Teknologi Biologis yang Harus Dikuasai
Keempat, pembiayaan kesehatan agar keuangan supaya siap. Kelima, dari sisi sumber daya manusia, yakni perawat, bidan, dan dokternya cukup atau tidak.
“Terus jumlah spesialisnya cukup apa enggak dan yang keenam teknologi informasi dan bioteknologi kesehatan ya, kayak vaksin COVID kemarin. Itu contoh teknologi biologis yang harusnya kita kuasai supaya kita bisa maju,” pungkas Budi Gunadi.
Advertisement
Tidak 100 Persen Aspirasi Diterima, Itu Wajar
Dari keenam poin di atas, Menkes Budi Gunadi Sadikin menilai memang harus dilakukan perbaikan terhadap Undang-Undang Kesehatan. Pemerintah dan DPR RI pun telah membuka aspirasi terhadap penyusunan Daftar Inventarisasi Masalah (DIM).
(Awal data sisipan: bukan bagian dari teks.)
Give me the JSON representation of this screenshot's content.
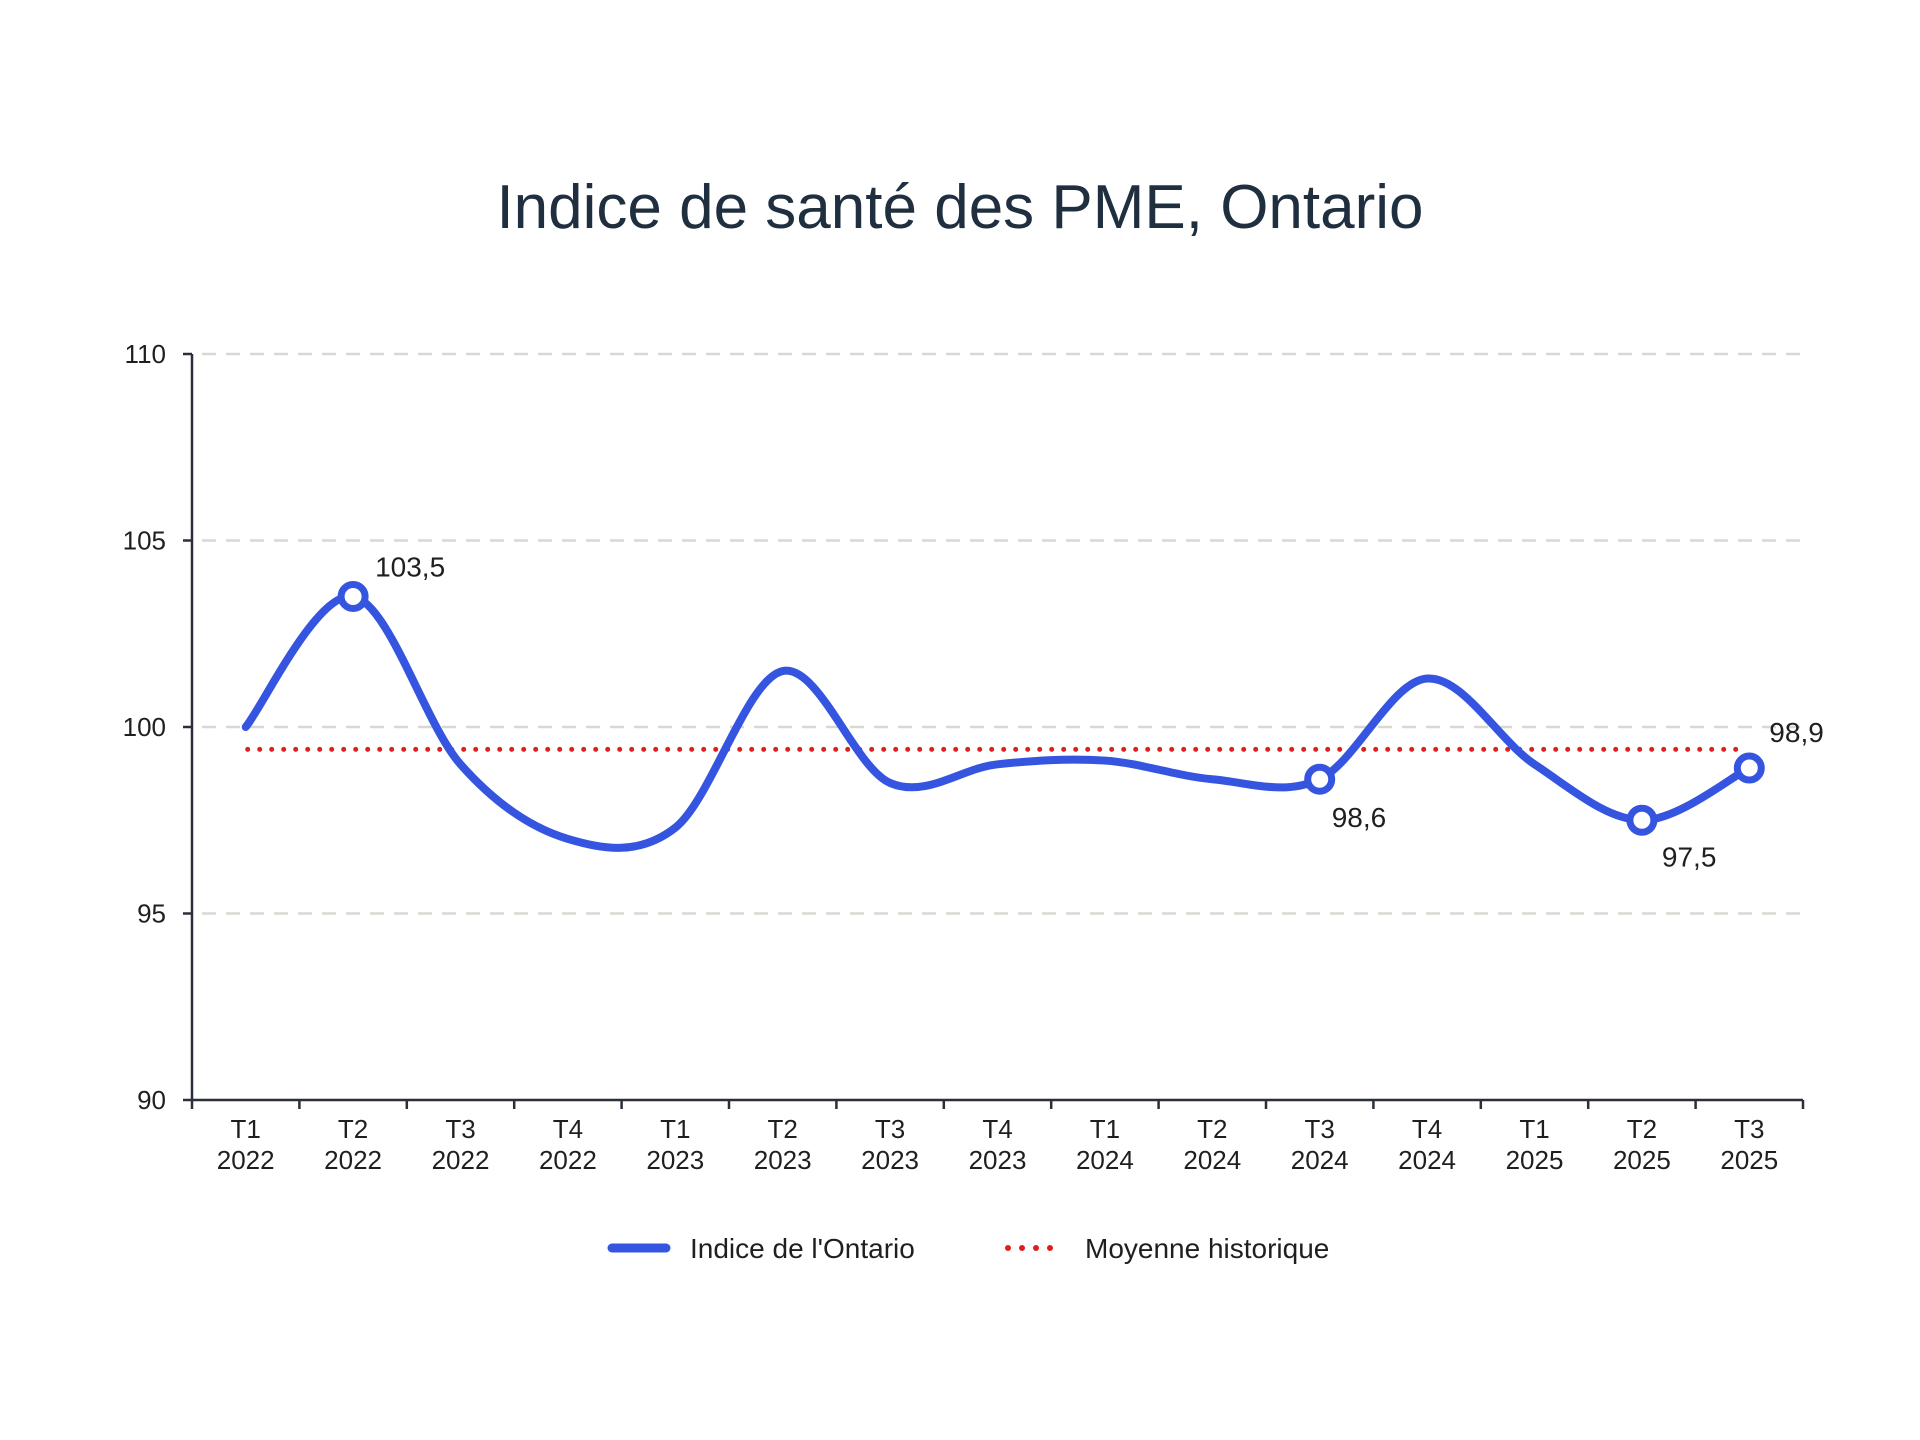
{
  "chart_data": {
    "type": "line",
    "title": "Indice de santé des PME, Ontario",
    "xlabel": "",
    "ylabel": "",
    "ylim": [
      90,
      110
    ],
    "yticks": [
      90,
      95,
      100,
      105,
      110
    ],
    "categories": [
      {
        "quarter": "T1",
        "year": "2022"
      },
      {
        "quarter": "T2",
        "year": "2022"
      },
      {
        "quarter": "T3",
        "year": "2022"
      },
      {
        "quarter": "T4",
        "year": "2022"
      },
      {
        "quarter": "T1",
        "year": "2023"
      },
      {
        "quarter": "T2",
        "year": "2023"
      },
      {
        "quarter": "T3",
        "year": "2023"
      },
      {
        "quarter": "T4",
        "year": "2023"
      },
      {
        "quarter": "T1",
        "year": "2024"
      },
      {
        "quarter": "T2",
        "year": "2024"
      },
      {
        "quarter": "T3",
        "year": "2024"
      },
      {
        "quarter": "T4",
        "year": "2024"
      },
      {
        "quarter": "T1",
        "year": "2025"
      },
      {
        "quarter": "T2",
        "year": "2025"
      },
      {
        "quarter": "T3",
        "year": "2025"
      }
    ],
    "series": [
      {
        "name": "Indice de l'Ontario",
        "color": "#3555e0",
        "style": "solid",
        "values": [
          100.0,
          103.5,
          99.0,
          97.0,
          97.3,
          101.5,
          98.5,
          99.0,
          99.1,
          98.6,
          98.6,
          101.3,
          99.0,
          97.5,
          98.9
        ],
        "highlighted_points": [
          {
            "index": 1,
            "label": "103,5"
          },
          {
            "index": 10,
            "label": "98,6"
          },
          {
            "index": 13,
            "label": "97,5"
          },
          {
            "index": 14,
            "label": "98,9"
          }
        ]
      },
      {
        "name": "Moyenne historique",
        "color": "#e01e1e",
        "style": "dotted",
        "value": 99.4
      }
    ],
    "grid": true,
    "legend": "bottom-center"
  }
}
Namun, polemik mencuat karena penyusunan DIM dianggap tidak mengakomodir aspirasi publik. Menjawab hal itu, Budi Gunadi menekankan, tidak bisa semua aspirasi itu diterima 100 persen.
“Kemudian merasa, saya kasih aspirasi, kok 100 persen enggak diterima? Ya wajar, kata saya kan namanya juga demokrasi. Kita ngeliat dari status yang diterima, misalnya ada 50 aspirasi yang diterima DPR,” imbuhnya.
“Mungkin melihat yang mix sense diterima ya cuma 40. Kemudian ada yang enggak puas, saya rasa itu di alam demokrasi wajar ya. Kita bilang ya dari 100 aspirasi yang masuk 40. Kenapa? Ya yang 50-an aspirasi, kita rasa sih enggak usah ditaruh di undang-undang atau yang ini kan kayaknya enggak cocok dengan kondisi Indonesia.”
Inisiatif DPR RI
Adapun RUU Kesehatan dengan metode omnibus law ini merupakan inisiatif DPR RI.
“Nah, kita udah lakukan bersama-sama dengan DPR. Ini (RUU) inisiatif DPR mulai dari Desember tahun lalu. Mereka udah panggil orang-orang,” ucap Budi Gunadi.
“Pemerintah sendiri dari Februari sampai akhir April 2023, kita udah lakukan lebih dari 150 event, ada 1.200 institusi, dan 70.000 orang yang ikut diskusi dan sosialisasi. Dan masukannya ada 6.000 kita pertimbangkan. Kemudian kan balik lagi ke DPR kemarin (lanjut pembahasan menuju rapat paripurna).”